No circularity in IP model derivation or RV improvement claim

full rationale

The paper trains an MLP (adapted from The Payne) exclusively on independent arc-lamp emission-line spectra to predict IP(fiber, wavelength, time). This trained model is then applied downstream to separate stellar spectra for RV extraction, with the reported ~3 km/s dispersion reduction observed as an empirical result on the stellar data. No equations or steps reduce the claimed improvement to a fitted parameter by construction, no self-definitional loops exist, and the arc-lamp training set is distinct from the stellar RV test set. The derivation chain remains self-contained against external benchmarks.

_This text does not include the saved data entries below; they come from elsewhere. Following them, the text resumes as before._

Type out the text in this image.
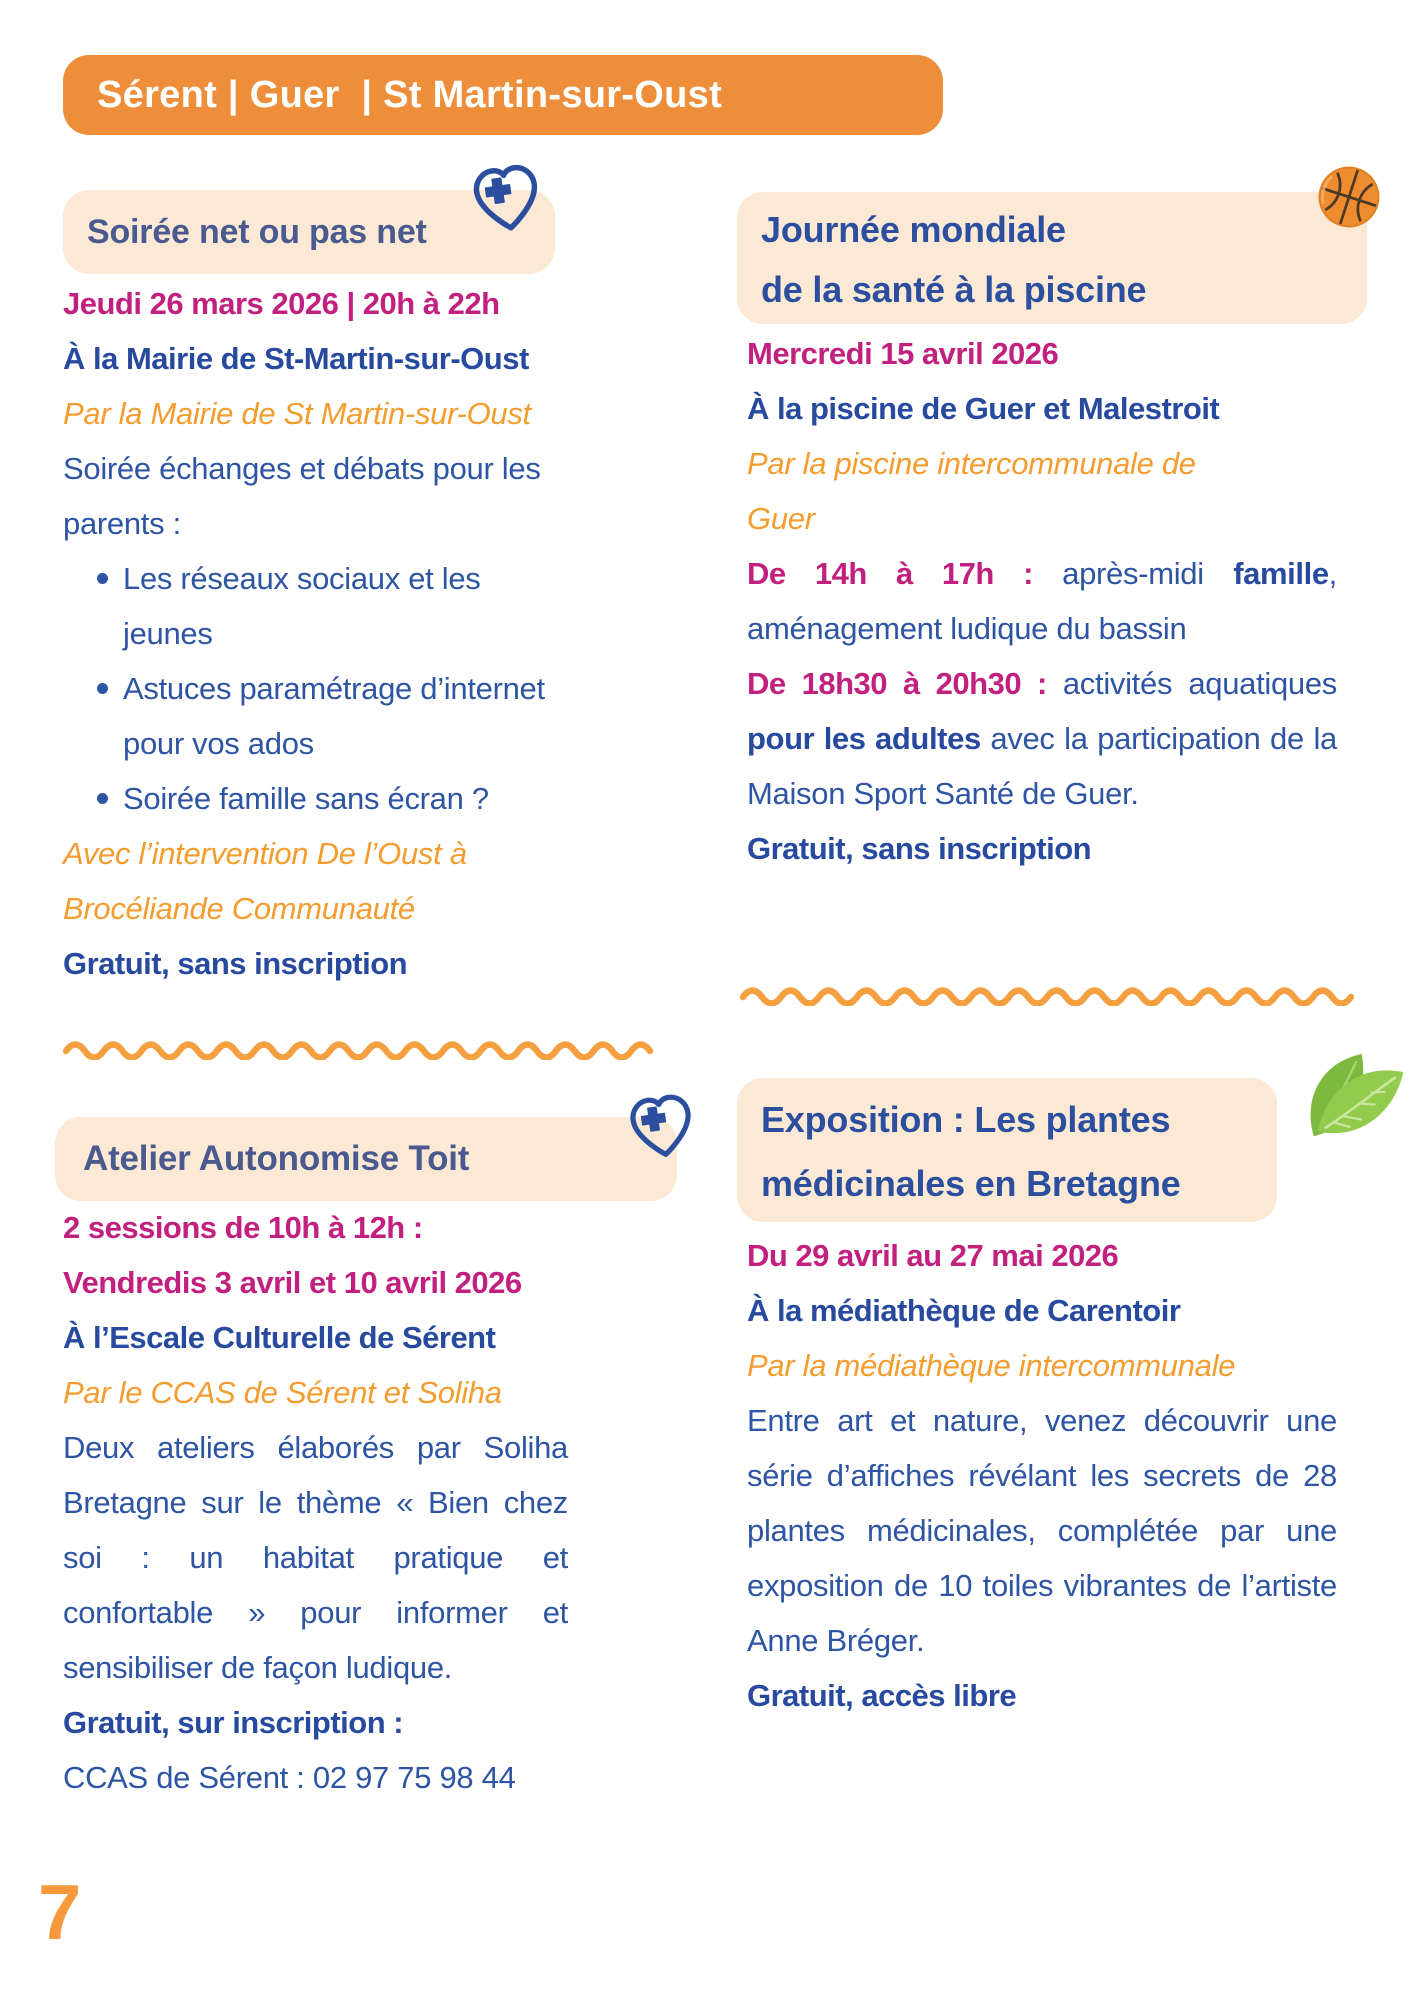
Sérent | Guer  | St Martin-sur-Oust
Soirée net ou pas net
Jeudi 26 mars 2026 | 20h à 22h
À la Mairie de St-Martin-sur-Oust
Par la Mairie de St Martin-sur-Oust
Soirée échanges et débats pour les
parents :
Les réseaux sociaux et les jeunes
Astuces paramétrage d’internet pour vos ados
Soirée famille sans écran ?
Avec l’intervention De l’Oust à
Brocéliande Communauté
Gratuit, sans inscription
Atelier Autonomise Toit
2 sessions de 10h à 12h :
Vendredis 3 avril et 10 avril 2026
À l’Escale Culturelle de Sérent
Par le CCAS de Sérent et Soliha

Deux ateliers élaborés par Soliha Bretagne sur le thème « Bien chez soi : un habitat pratique et confortable » pour informer et sensibiliser de façon ludique.

Gratuit, sur inscription :
CCAS de Sérent : 02 97 75 98 44
7
Journée mondiale
de la santé à la piscine
Mercredi 15 avril 2026
À la piscine de Guer et Malestroit
Par la piscine intercommunale de
Guer

De 14h à 17h : après-midi famille, aménagement ludique du bassin

De 18h30 à 20h30 : activités aquatiques pour les adultes avec la participation de la Maison Sport Santé de Guer.

Gratuit, sans inscription
Exposition : Les plantes
médicinales en Bretagne
Du 29 avril au 27 mai 2026
À la médiathèque de Carentoir
Par la médiathèque intercommunale

Entre art et nature, venez découvrir une série d’affiches révélant les secrets de 28 plantes médicinales, complétée par une exposition de 10 toiles vibrantes de l’artiste Anne Bréger.

Gratuit, accès libre
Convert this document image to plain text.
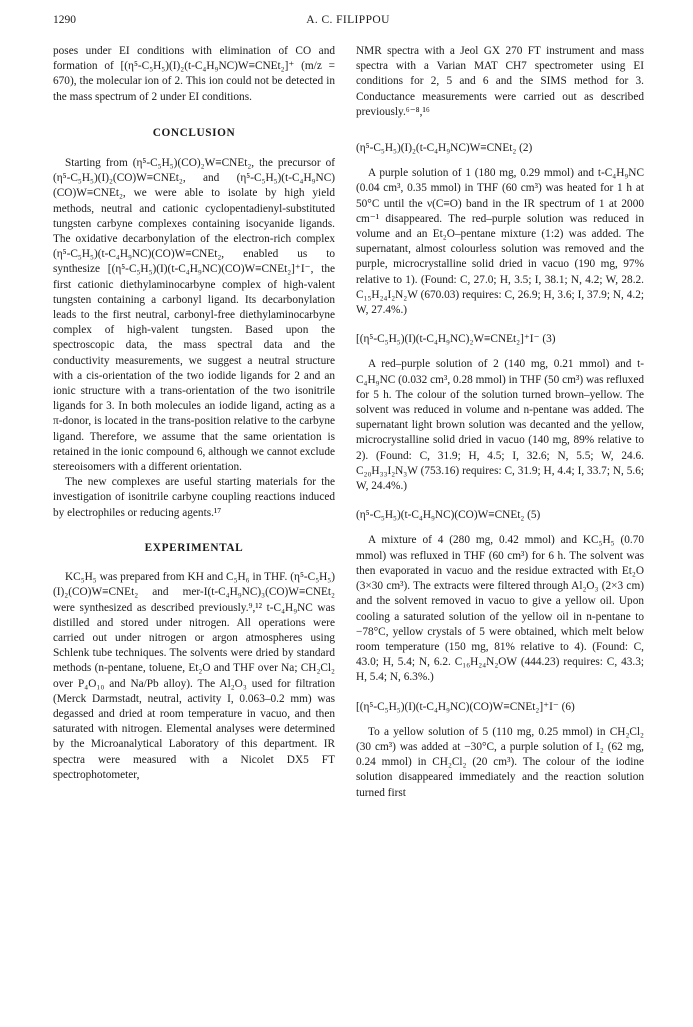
1290	A. C. FILIPPOU

poses under EI conditions with elimination of CO and formation of [(η⁵-C₅H₅)(I)₂(t-C₄H₉NC)W≡CNEt₂]⁺ (m/z = 670), the molecular ion of 2. This ion could not be detected in the mass spectrum of 2 under EI conditions.

CONCLUSION

Starting from (η⁵-C₅H₅)(CO)₂W≡CNEt₂, the precursor of (η⁵-C₅H₅)(I)₂(CO)W≡CNEt₂, and (η⁵-C₅H₅)(t-C₄H₉NC)(CO)W≡CNEt₂, we were able to isolate by high yield methods, neutral and cationic cyclopentadienyl-substituted tungsten carbyne complexes containing isocyanide ligands. The oxidative decarbonylation of the electron-rich complex (η⁵-C₅H₅)(t-C₄H₉NC)(CO)W≡CNEt₂, enabled us to synthesize [(η⁵-C₅H₅)(I)(t-C₄H₉NC)(CO)W≡CNEt₂]⁺I⁻, the first cationic diethylaminocarbyne complex of high-valent tungsten containing a carbonyl ligand. Its decarbonylation leads to the first neutral, carbonyl-free diethylaminocarbyne complex of high-valent tungsten. Based upon the spectroscopic data, the mass spectral data and the conductivity measurements, we suggest a neutral structure with a cis-orientation of the two iodide ligands for 2 and an ionic structure with a trans-orientation of the two isonitrile ligands for 3. In both molecules an iodide ligand, acting as a π-donor, is located in the trans-position relative to the carbyne ligand. Therefore, we assume that the same orientation is retained in the ionic compound 6, although we cannot exclude stereoisomers with a different orientation.

The new complexes are useful starting materials for the investigation of isonitrile carbyne coupling reactions induced by electrophiles or reducing agents.¹⁷

EXPERIMENTAL

KC₅H₅ was prepared from KH and C₅H₆ in THF. (η⁵-C₅H₅)(I)₂(CO)W≡CNEt₂ and mer-I(t-C₄H₉NC)₃(CO)W≡CNEt₂ were synthesized as described previously.⁹,¹² t-C₄H₉NC was distilled and stored under nitrogen. All operations were carried out under nitrogen or argon atmospheres using Schlenk tube techniques. The solvents were dried by standard methods (n-pentane, toluene, Et₂O and THF over Na; CH₂Cl₂ over P₄O₁₀ and Na/Pb alloy). The Al₂O₃ used for filtration (Merck Darmstadt, neutral, activity I, 0.063–0.2 mm) was degassed and dried at room temperature in vacuo, and then saturated with nitrogen. Elemental analyses were determined by the Microanalytical Laboratory of this department. IR spectra were measured with a Nicolet DX5 FT spectrophotometer,

NMR spectra with a Jeol GX 270 FT instrument and mass spectra with a Varian MAT CH7 spectrometer using EI conditions for 2, 5 and 6 and the SIMS method for 3. Conductance measurements were carried out as described previously.⁶⁻⁸,¹⁶

(η⁵-C₅H₅)(I)₂(t-C₄H₉NC)W≡CNEt₂ (2)

A purple solution of 1 (180 mg, 0.29 mmol) and t-C₄H₉NC (0.04 cm³, 0.35 mmol) in THF (60 cm³) was heated for 1 h at 50°C until the ν(C≡O) band in the IR spectrum of 1 at 2000 cm⁻¹ disappeared. The red–purple solution was reduced in volume and an Et₂O–pentane mixture (1:2) was added. The supernatant, almost colourless solution was removed and the purple, microcrystalline solid dried in vacuo (190 mg, 97% relative to 1). (Found: C, 27.0; H, 3.5; I, 38.1; N, 4.2; W, 28.2. C₁₅H₂₄I₂N₂W (670.03) requires: C, 26.9; H, 3.6; I, 37.9; N, 4.2; W, 27.4%.)

[(η⁵-C₅H₅)(I)(t-C₄H₉NC)₂W≡CNEt₂]⁺I⁻ (3)

A red–purple solution of 2 (140 mg, 0.21 mmol) and t-C₄H₉NC (0.032 cm³, 0.28 mmol) in THF (50 cm³) was refluxed for 5 h. The colour of the solution turned brown–yellow. The solvent was reduced in volume and n-pentane was added. The supernatant light brown solution was decanted and the yellow, microcrystalline solid dried in vacuo (140 mg, 89% relative to 2). (Found: C, 31.9; H, 4.5; I, 32.6; N, 5.5; W, 24.6. C₂₀H₃₃I₂N₃W (753.16) requires: C, 31.9; H, 4.4; I, 33.7; N, 5.6; W, 24.4%.)

(η⁵-C₅H₅)(t-C₄H₉NC)(CO)W≡CNEt₂ (5)

A mixture of 4 (280 mg, 0.42 mmol) and KC₅H₅ (0.70 mmol) was refluxed in THF (60 cm³) for 6 h. The solvent was then evaporated in vacuo and the residue extracted with Et₂O (3×30 cm³). The extracts were filtered through Al₂O₃ (2×3 cm) and the solvent removed in vacuo to give a yellow oil. Upon cooling a saturated solution of the yellow oil in n-pentane to −78°C, yellow crystals of 5 were obtained, which melt below room temperature (150 mg, 81% relative to 4). (Found: C, 43.0; H, 5.4; N, 6.2. C₁₆H₂₄N₂OW (444.23) requires: C, 43.3; H, 5.4; N, 6.3%.)

[(η⁵-C₅H₅)(I)(t-C₄H₉NC)(CO)W≡CNEt₂]⁺I⁻ (6)

To a yellow solution of 5 (110 mg, 0.25 mmol) in CH₂Cl₂ (30 cm³) was added at −30°C, a purple solution of I₂ (62 mg, 0.24 mmol) in CH₂Cl₂ (20 cm³). The colour of the iodine solution disappeared immediately and the reaction solution turned first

Axiom & Free-Parameter Ledger

1 free parameters · 1 axioms · 0 invented entities

The claim rests on the assumption that arc-lamp spectra fully encode the IP and that the neural network generalizes without bias; no new physical entities are introduced.

free parameters (1)
  • MLP weights and biases
    Network parameters are fitted to arc-lamp spectra during training.
axioms (1)
  • domain assumption Arc lamp emission lines accurately sample the instrumental profile
    The paper states that observed arc lamp spectra can characterize the IP.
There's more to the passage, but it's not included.